The app has a less robust route planning feature than PlugShare. Whereas PlugShare’s Trips tab prompts you to include your vehicle’s total range and starting range and then shows you which stations are within that (you still have to do a fair bit of your own calculations, unlike with the Enel X Way App), ChargeHub just asks for origin and destination.
Open Charge Map
Open Charge is an open-source database of EV charging stations, maintained by a global community of volunteers. It’s a bit less robust than any of the first three apps discussed here. While its station list is largely the same as PlugShare’s and ChargeHub’s—with slightly fewer listings— station details, trip planning and payment functionality are all lacking. That means you’d likely have to supplement this with a second app, where the Enel X Way App has you covered from beginning to end.
Lots of EV drivers default to using Google Maps to find EV charging stations because they’re already in it for navigation. Just like all other locations on Google Maps, you can read and write reviews for charging stations, which can deliver a lot of nuanced information you may not be able to get from standard details.
The other big advantage of using Google Maps is that it offers in-app navigation. If you try navigating to charging stations in other apps, they’ll send you to Google Maps or Apple Maps.
Google Maps’ big drawbacks are the lack of detail, filtering, vehicle-based route planning and payment options. It’s a good app for finding stations, but like Open Charge, you’ll find yourself switching to another app at some point while figuring out where to charge.

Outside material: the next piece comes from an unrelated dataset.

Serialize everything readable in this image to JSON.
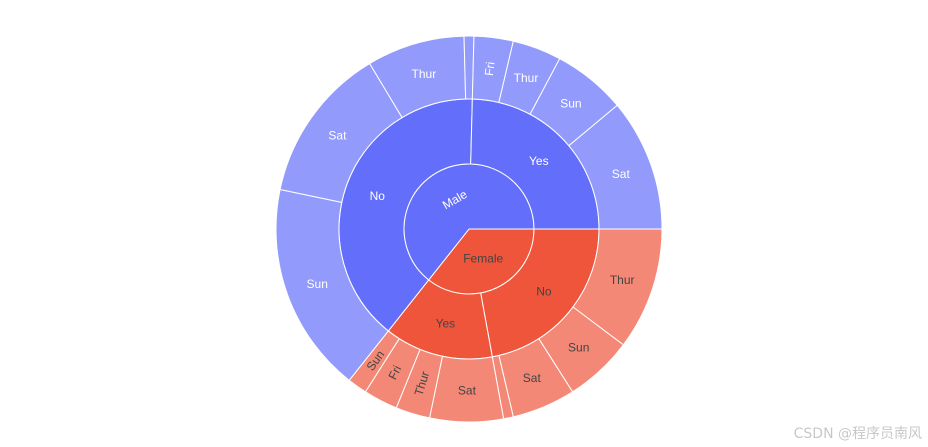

There are a handful of other EV charging apps, including EV-manufacturer specific apps like ChargePoint and Tesla, but they can exclude options that might suit your needs best. For the broadest results, it's safest to use a charger-agnostic map.
When choosing among charger-agnostic maps, try to balance ease of use and functionality. Finding EV charging stations takes a lot more information than navigating to the pin closest to you. You need to know which plugs fit your vehicle, which are available and working, which will charge you up at the speed you need, and how much it’ll cost. The Enel X Way App offers an excellent blend of information and functionality, designed by a team who have spent more than a decade connecting EV drivers with easy-to-use chargers of all speeds.